El interés compuesto es a menudo descrito como la “octava maravilla del mundo” por Albert Einstein. Para cualquiera que desee construir un patrimonio sólido, entender este concepto es indispensable. No es solo una cuestión de cuánto invierte, sino sobre todo de cuánto tiempo deja que su dinero trabaje.

¿Qué es el interés compuesto?

A diferencia del interés simple, que se calcula únicamente sobre el monto inicial (el capital), el interés compuesto se calcula sobre el capital más los intereses acumulados de periodos anteriores.

En otras palabras, usted gana intereses sobre sus intereses. Es un efecto de bola de nieve financiera.

El impacto del tiempo: un ejemplo concreto

Imaginemos a dos personas, Alicia y Roberto, que invierten con un rendimiento anual promedio del 7%.

  • Alicia comienza a los 25 años. Invierte 200 € al mes durante 10 años, y luego para a los 35 años. No añade nada más, pero deja el dinero crecer hasta sus 65 años.
  • Roberto comienza a los 35 años. También invierte 200 € al mes, pero lo hace durante 30 años sin parar, hasta sus 65 años.

A los 65 años, ¿quién tiene el mayor capital?

Sorprendentemente, es Alicia, aunque solo invirtió durante 10 años (un total de 24.000 €). Sus 10 años de ventaja permitieron que los intereses se compusieran durante un periodo mucho más largo. Roberto invirtió 72.000 € (3 veces más que Alicia), pero termina con un capital inferior al de Alicia.

Los tres pilares del interés compuesto

Para maximizar el efecto del interés compuesto, debe actuar sobre tres palancas:

  1. El tiempo (lo más importante): Comience lo antes posible. Incluso pequeñas sumas invertidas temprano valen más que grandes sumas invertidas tarde.
  2. El rendimiento: Una tasa de interés más alta acelera considerablemente el crecimiento a largo plazo.
  3. La regularidad: Invertir de manera automática y constante refuerza el efecto bola de nieve sin esfuerzo consciente.

¿Cómo aprovecharlo hoy mismo?

No necesita ser un experto en finanzas para beneficiarse del interés compuesto. Aquí hay algunos pasos simples:

1. Abra una cuenta de inversión fiscalmente ventajosa

Dependiendo de su país, instrumentos como el PEA (en Francia) o cuentas de ahorro para la jubilación con ventajas fiscales son herramientas excelentes para reinvertir sus ganancias sin ser gravado fuertemente en cada etapa.

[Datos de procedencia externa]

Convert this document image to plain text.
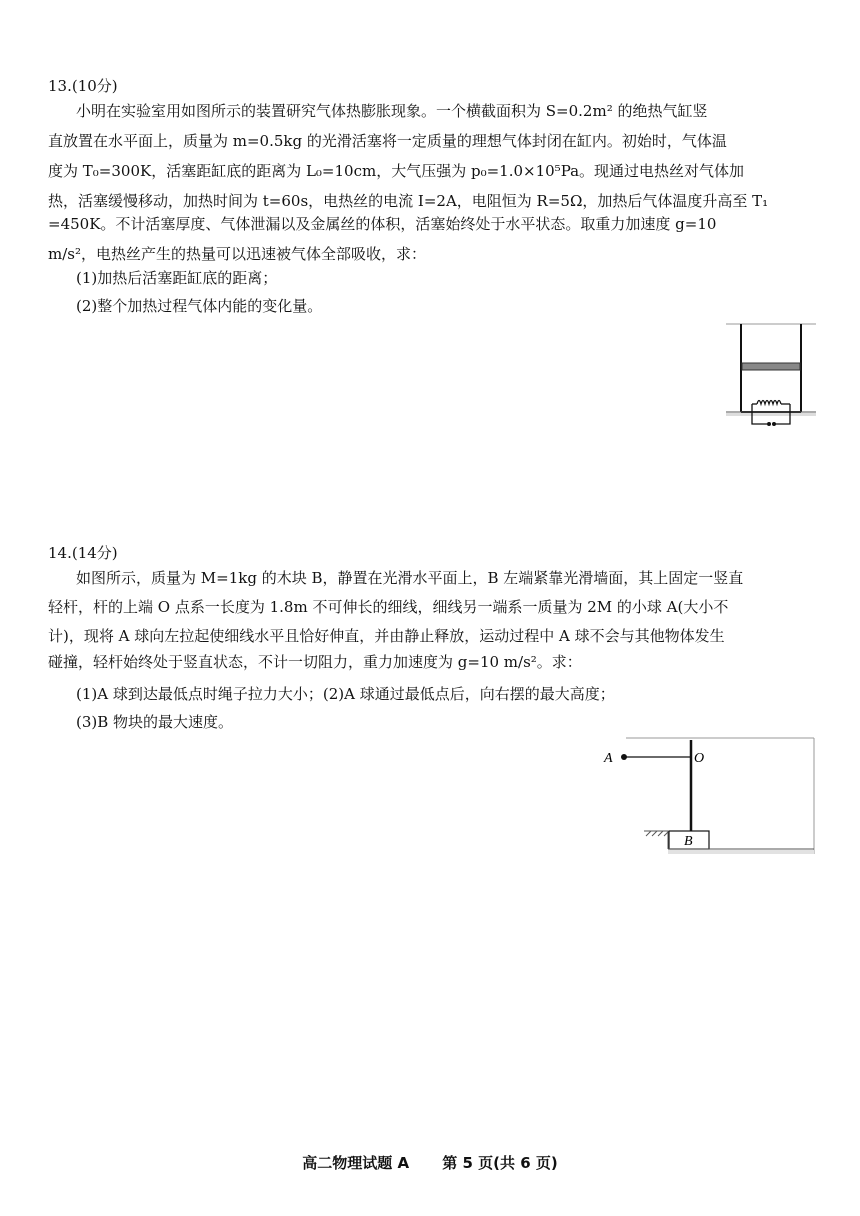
13.(10分)
小明在实验室用如图所示的装置研究气体热膨胀现象。一个横截面积为 S=0.2m² 的绝热气缸竖
直放置在水平面上，质量为 m=0.5kg 的光滑活塞将一定质量的理想气体封闭在缸内。初始时，气体温
度为 T₀=300K，活塞距缸底的距离为 L₀=10cm，大气压强为 p₀=1.0×10⁵Pa。现通过电热丝对气体加
热，活塞缓慢移动，加热时间为 t=60s，电热丝的电流 I=2A，电阻恒为 R=5Ω，加热后气体温度升高至 T₁
=450K。不计活塞厚度、气体泄漏以及金属丝的体积，活塞始终处于水平状态。取重力加速度 g=10
m/s²，电热丝产生的热量可以迅速被气体全部吸收，求：
(1)加热后活塞距缸底的距离；
(2)整个加热过程气体内能的变化量。
14.(14分)
如图所示，质量为 M=1kg 的木块 B，静置在光滑水平面上，B 左端紧靠光滑墙面，其上固定一竖直
轻杆，杆的上端 O 点系一长度为 1.8m 不可伸长的细线，细线另一端系一质量为 2M 的小球 A(大小不
计)，现将 A 球向左拉起使细线水平且恰好伸直，并由静止释放，运动过程中 A 球不会与其他物体发生
碰撞，轻杆始终处于竖直状态，不计一切阻力，重力加速度为 g=10 m/s²。求：
(1)A 球到达最低点时绳子拉力大小；(2)A 球通过最低点后，向右摆的最大高度；
(3)B 物块的最大速度。
A	O
B
高二物理试题 A 第 5 页(共 6 页)
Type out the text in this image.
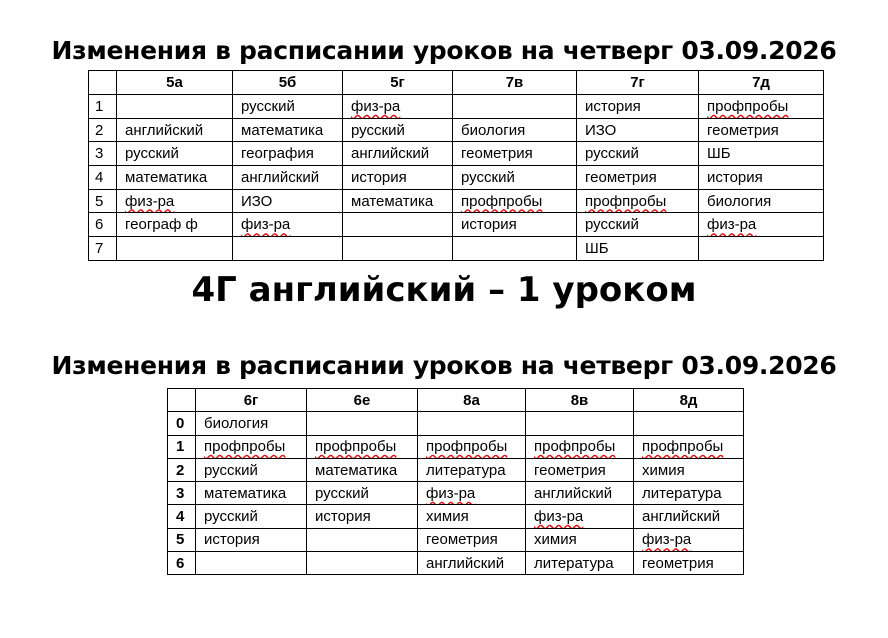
Изменения в расписании уроков на четверг 03.09.2026
	5а	5б	5г	7в	7г	7д
1		русский	физ-ра		история	профпробы
2	английский	математика	русский	биология	ИЗО	геометрия
3	русский	география	английский	геометрия	русский	ШБ
4	математика	английский	история	русский	геометрия	история
5	физ-ра	ИЗО	математика	профпробы	профпробы	биология
6	географ ф	физ-ра		история	русский	физ-ра
7					ШБ	
4Г английский – 1 уроком
Изменения в расписании уроков на четверг 03.09.2026
	6г	6е	8а	8в	8д
0	биология				
1	профпробы	профпробы	профпробы	профпробы	профпробы
2	русский	математика	литература	геометрия	химия
3	математика	русский	физ-ра	английский	литература
4	русский	история	химия	физ-ра	английский
5	история		геометрия	химия	физ-ра
6			английский	литература	геометрия
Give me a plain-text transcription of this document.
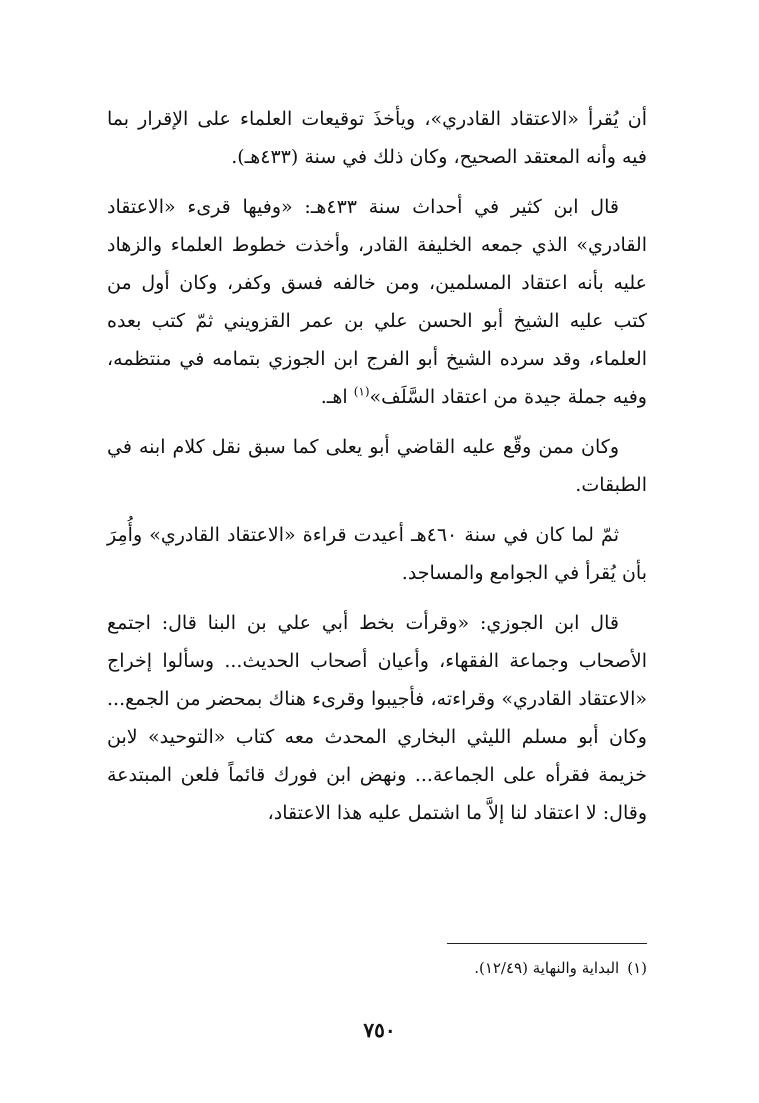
أن يُقرأ «الاعتقاد القادري»، ويأخذَ توقيعات العلماء على الإقرار بما فيه وأنه المعتقد الصحيح، وكان ذلك في سنة (٤٣٣هـ).

قال ابن كثير في أحداث سنة ٤٣٣هـ: «وفيها قرىء «الاعتقاد القادري» الذي جمعه الخليفة القادر، وأخذت خطوط العلماء والزهاد عليه بأنه اعتقاد المسلمين، ومن خالفه فسق وكفر، وكان أول من كتب عليه الشيخ أبو الحسن علي بن عمر القزويني ثمّ كتب بعده العلماء، وقد سرده الشيخ أبو الفرج ابن الجوزي بتمامه في منتظمه، وفيه جملة جيدة من اعتقاد السَّلَف»$^{(١)}$ اهـ.

وكان ممن وقّع عليه القاضي أبو يعلى كما سبق نقل كلام ابنه في الطبقات.

ثمّ لما كان في سنة ٤٦٠هـ أعيدت قراءة «الاعتقاد القادري» وأُمِرَ بأن يُقرأ في الجوامع والمساجد.

قال ابن الجوزي: «وقرأت بخط أبي علي بن البنا قال: اجتمع الأصحاب وجماعة الفقهاء، وأعيان أصحاب الحديث... وسألوا إخراج «الاعتقاد القادري» وقراءته، فأجيبوا وقرىء هناك بمحضر من الجمع... وكان أبو مسلم الليثي البخاري المحدث معه كتاب «التوحيد» لابن خزيمة فقرأه على الجماعة... ونهض ابن فورك قائماً فلعن المبتدعة وقال: لا اعتقاد لنا إلاَّ ما اشتمل عليه هذا الاعتقاد،

(١)البداية والنهاية (١٢/٤٩).
٧٥٠
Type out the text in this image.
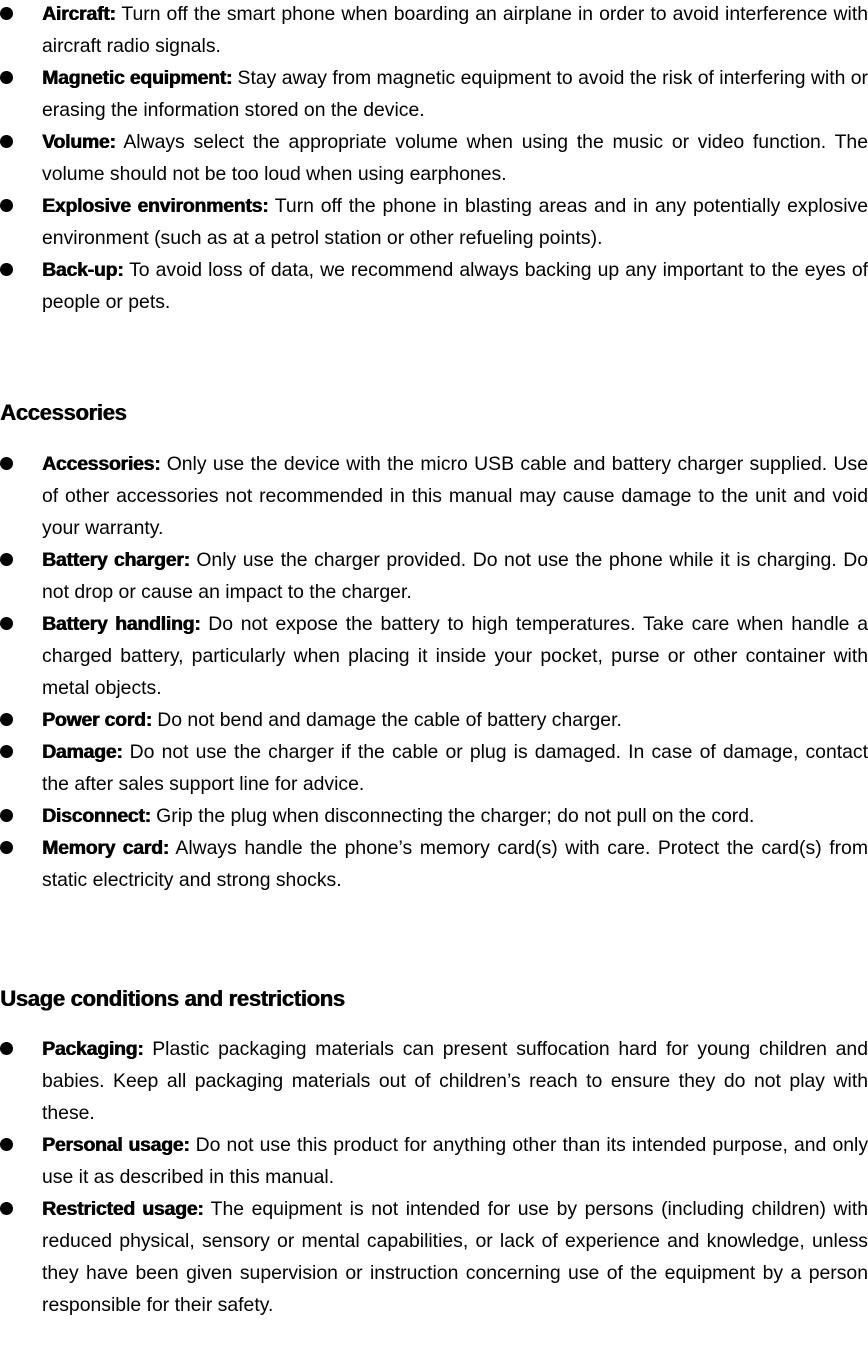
Aircraft: Turn off the smart phone when boarding an airplane in order to avoid interference with aircraft radio signals.
Magnetic equipment: Stay away from magnetic equipment to avoid the risk of interfering with or erasing the information stored on the device.
Volume: Always select the appropriate volume when using the music or video function. The volume should not be too loud when using earphones.
Explosive environments: Turn off the phone in blasting areas and in any potentially explosive environment (such as at a petrol station or other refueling points).
Back-up: To avoid loss of data, we recommend always backing up any important to the eyes of people or pets.
Accessories
Accessories: Only use the device with the micro USB cable and battery charger supplied. Use of other accessories not recommended in this manual may cause damage to the unit and void your warranty.
Battery charger: Only use the charger provided. Do not use the phone while it is charging. Do not drop or cause an impact to the charger.
Battery handling: Do not expose the battery to high temperatures. Take care when handle a charged battery, particularly when placing it inside your pocket, purse or other container with metal objects.
Power cord: Do not bend and damage the cable of battery charger.
Damage: Do not use the charger if the cable or plug is damaged. In case of damage, contact the after sales support line for advice.
Disconnect: Grip the plug when disconnecting the charger; do not pull on the cord.
Memory card: Always handle the phone’s memory card(s) with care. Protect the card(s) from static electricity and strong shocks.
Usage conditions and restrictions
Packaging: Plastic packaging materials can present suffocation hard for young children and babies. Keep all packaging materials out of children’s reach to ensure they do not play with these.
Personal usage: Do not use this product for anything other than its intended purpose, and only use it as described in this manual.
Restricted usage: The equipment is not intended for use by persons (including children) with reduced physical, sensory or mental capabilities, or lack of experience and knowledge, unless they have been given supervision or instruction concerning use of the equipment by a person responsible for their safety.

2. Reinvierta sus dividendos

En lugar de retirar las ganancias generadas por sus inversiones, reinviértalas sistemáticamente para que produzcan a su vez nuevos intereses.

3. Sea paciente y disciplinado

El secreto del éxito reside en la duración. Evite retirar su capital durante las fluctuaciones del mercado. La magia ocurre realmente después de 10, 15 o 20 años.

Conclusión

El tiempo es su mayor aliado financiero. No espere a tener un monto “grande” para comenzar. El mejor momento para plantar un árbol fue hace 20 años; el segundo mejor momento es ahora.

Comience pequeño, pero comience hoy.